The results of a diverse number of studies, meetings and conferences suggest that the underlying events of Alzheimer’s disease occur long before the disease becomes evident. As summarized in the previous paragraph and indicated in Figure 3.3, the initiating events (cause or causes) that set the disease in motion are unknown. The same goes for the number of years it takes for the resulting changes to take hold. However, some advancement has recently been made in this area.

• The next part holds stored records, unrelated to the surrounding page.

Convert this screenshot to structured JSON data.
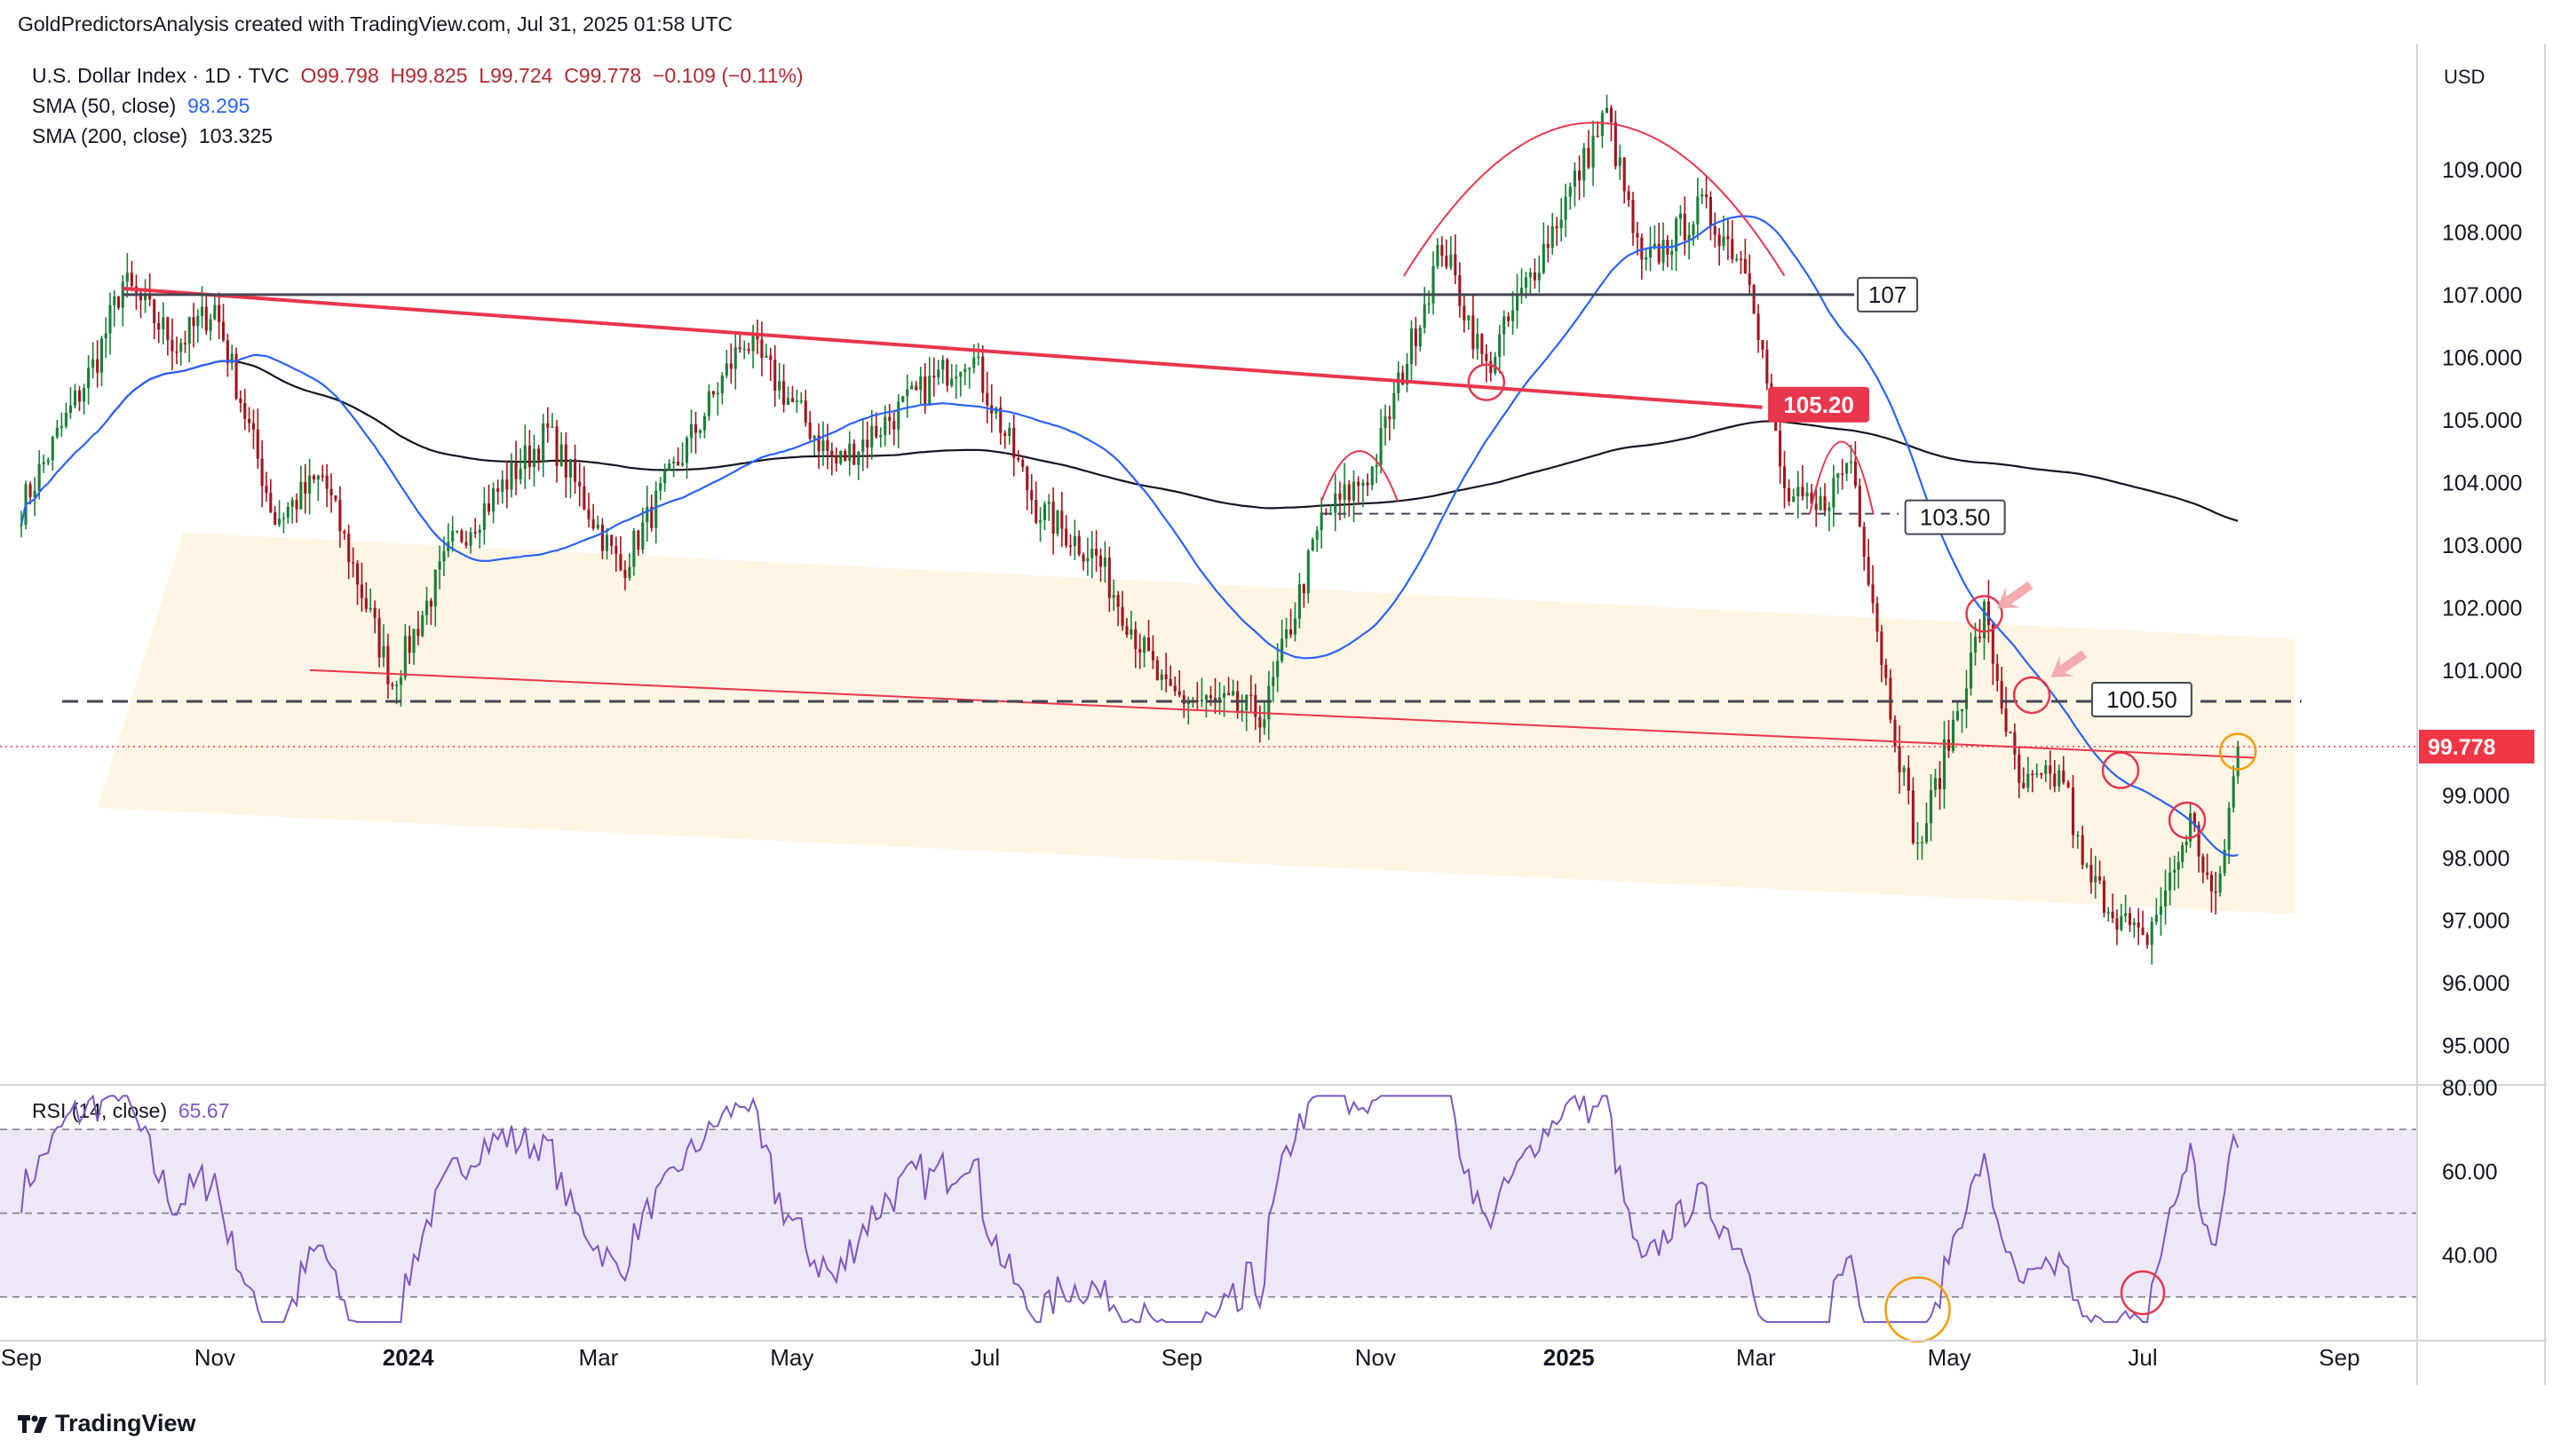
{
  "header": {
    "author": "GoldPredictorsAnalysis",
    "created_with": "created with TradingView.com,",
    "timestamp": "Jul 31, 2025 01:58 UTC"
  },
  "legend": {
    "symbol": "U.S. Dollar Index · 1D · TVC",
    "open": "O99.798",
    "high": "H99.825",
    "low": "L99.724",
    "close": "C99.778",
    "change": "−0.109 (−0.11%)",
    "sma50_label": "SMA (50, close)",
    "sma50_value": "98.295",
    "sma200_label": "SMA (200, close)",
    "sma200_value": "103.325",
    "rsi_label": "RSI (14, close)",
    "rsi_value": "65.67"
  },
  "currency": "USD",
  "colors": {
    "up": "#1a7f37",
    "down": "#a3141d",
    "sma50": "#2962ff",
    "sma200": "#131722",
    "resistance": "#e8364d",
    "channel_fill": "#fff3e0",
    "rsi_line": "#7e57c2",
    "rsi_band": "#ede7f6",
    "current_price": "#f23645"
  },
  "footer": {
    "brand": "TradingView"
  },
  "chart_data": {
    "type": "candlestick",
    "title": "",
    "x_axis": {
      "labels": [
        "Sep",
        "Nov",
        "2024",
        "Mar",
        "May",
        "Jul",
        "Sep",
        "Nov",
        "2025",
        "Mar",
        "May",
        "Jul",
        "Sep"
      ],
      "bold": [
        "2024",
        "2025"
      ],
      "start": "2023-09-01",
      "end": "2025-09-30"
    },
    "price_axis": {
      "ticks": [
        "109.000",
        "108.000",
        "107.000",
        "106.000",
        "105.000",
        "104.000",
        "103.000",
        "102.000",
        "101.000",
        "99.000",
        "98.000",
        "97.000",
        "96.000",
        "95.000"
      ],
      "ylim": [
        94.4,
        111.0
      ]
    },
    "rsi_axis": {
      "ticks": [
        "80.00",
        "60.00",
        "40.00"
      ],
      "ylim": [
        20,
        80
      ],
      "bands": [
        30,
        50,
        70
      ]
    },
    "price_keypoints": [
      [
        "2023-09-01",
        103.6
      ],
      [
        "2023-09-25",
        106.0
      ],
      [
        "2023-10-03",
        107.2
      ],
      [
        "2023-10-20",
        106.2
      ],
      [
        "2023-11-01",
        106.8
      ],
      [
        "2023-11-20",
        103.4
      ],
      [
        "2023-12-05",
        104.1
      ],
      [
        "2023-12-27",
        100.8
      ],
      [
        "2024-01-15",
        103.0
      ],
      [
        "2024-02-14",
        104.8
      ],
      [
        "2024-03-08",
        102.6
      ],
      [
        "2024-04-16",
        106.3
      ],
      [
        "2024-05-15",
        104.3
      ],
      [
        "2024-06-26",
        106.1
      ],
      [
        "2024-07-17",
        103.6
      ],
      [
        "2024-08-05",
        102.8
      ],
      [
        "2024-08-27",
        100.6
      ],
      [
        "2024-09-27",
        100.3
      ],
      [
        "2024-10-15",
        103.4
      ],
      [
        "2024-10-31",
        104.2
      ],
      [
        "2024-11-22",
        107.8
      ],
      [
        "2024-12-06",
        105.8
      ],
      [
        "2024-12-31",
        108.5
      ],
      [
        "2025-01-13",
        109.9
      ],
      [
        "2025-01-24",
        107.4
      ],
      [
        "2025-02-12",
        108.4
      ],
      [
        "2025-02-27",
        107.4
      ],
      [
        "2025-03-10",
        103.8
      ],
      [
        "2025-03-20",
        103.5
      ],
      [
        "2025-03-31",
        104.4
      ],
      [
        "2025-04-11",
        100.8
      ],
      [
        "2025-04-21",
        98.1
      ],
      [
        "2025-05-12",
        101.9
      ],
      [
        "2025-05-23",
        99.1
      ],
      [
        "2025-06-06",
        99.3
      ],
      [
        "2025-06-12",
        97.8
      ],
      [
        "2025-07-01",
        96.6
      ],
      [
        "2025-07-11",
        97.8
      ],
      [
        "2025-07-16",
        98.6
      ],
      [
        "2025-07-24",
        97.2
      ],
      [
        "2025-07-31",
        99.78
      ]
    ],
    "series": [
      {
        "name": "SMA (50, close)",
        "value": 98.295
      },
      {
        "name": "SMA (200, close)",
        "value": 103.325
      },
      {
        "name": "RSI (14, close)",
        "value": 65.67
      }
    ],
    "levels": [
      {
        "label": "107",
        "value": 107.0
      },
      {
        "label": "105.20",
        "value": 105.2
      },
      {
        "label": "103.50",
        "value": 103.5
      },
      {
        "label": "100.50",
        "value": 100.5
      },
      {
        "label": "99.778",
        "value": 99.778
      }
    ],
    "trendlines": [
      {
        "from": [
          "2023-10-03",
          107.1
        ],
        "to": [
          "2025-03-03",
          105.2
        ]
      },
      {
        "from": [
          "2023-12-01",
          101.0
        ],
        "to": [
          "2025-08-05",
          99.6
        ]
      }
    ],
    "channel": {
      "upper": [
        [
          "2023-10-22",
          103.2
        ],
        [
          "2025-08-18",
          101.5
        ]
      ],
      "lower": [
        [
          "2023-09-25",
          98.8
        ],
        [
          "2025-08-18",
          97.1
        ]
      ]
    },
    "grid": false,
    "legend_position": "top-left"
  }
}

The initial underlying but unknown changes in the brain are believed to be the pathophysiological underpinnings of Alzheimer’s disease. They presage the clinical aspects of the disease. As mentioned, there is a long asymptomatic phase or latency period between the pathophysiological changes that occur in the brain and the clinical aspects which we see as Alzheimer’s. During the latency period or presymptomatic phase, amyloid beta builds up in specific brain regions, transforming a person without symptoms into one who shows symptoms of cognitive impairment. Until very recently, scientists suggested that there was around a 10-year latency period before the cognitive effects of Alzheimer’s become evident. With that timeline extended to as much as several decades, it opens up a much wider window for early diagnosis and therapeutic intervention. But what are the targets for diagnosis and intervention?

Investigations into the early events in Alzheimer’s are focusing on potential biomarkers for the disease which will permit early diagnosis—the first step in being able to devise a cure in the long term and in helping the patient fight the disease in the short term. In short, current approaches to dealing with Alzheimer’s disease are taking the same approach used for other diseases such as heart disease, diabetes and cancer, to name a few. For example, with heart disease, it has been shown that high LDL (low-density lipoprotein) is bad. So doctors help individuals lower the amount of this bad form of cholesterol in their blood by regulating their diet and/or prescribing medicine. If the causative agent of Alzheimer’s disease, assuming there is one or at most a few, could be determined, then the quest for a cure is possible. Alzheimer’s, however, may be more like cancer where multiple causes lead to multiple forms of the disease in a diversity of human tissues. Since the brain is the primary tissue of assault in the disease, then it is believed the cause or causes may be few in number but that is yet to be learned.

Thus the presymptomatic stage—the stage when no symptoms are evident—is a stage when the events of Alzheimer’s disease are set in motion likely in part by the accumulation of amyloid beta. This is also called the preclinical stage because there are no symptoms that can be identified by a clinician. The changes that are occurring are happening at the cellular level, in the brain neurons where all thinking and reasoning occurs. Later we’ll look at some work that is being done to identify attributes of the preclinical or presymptomatic stage that will allow for early detection and intervention. Identifying these changes could one day point to the initiating events of the disease which in turn may provide hope for a cure.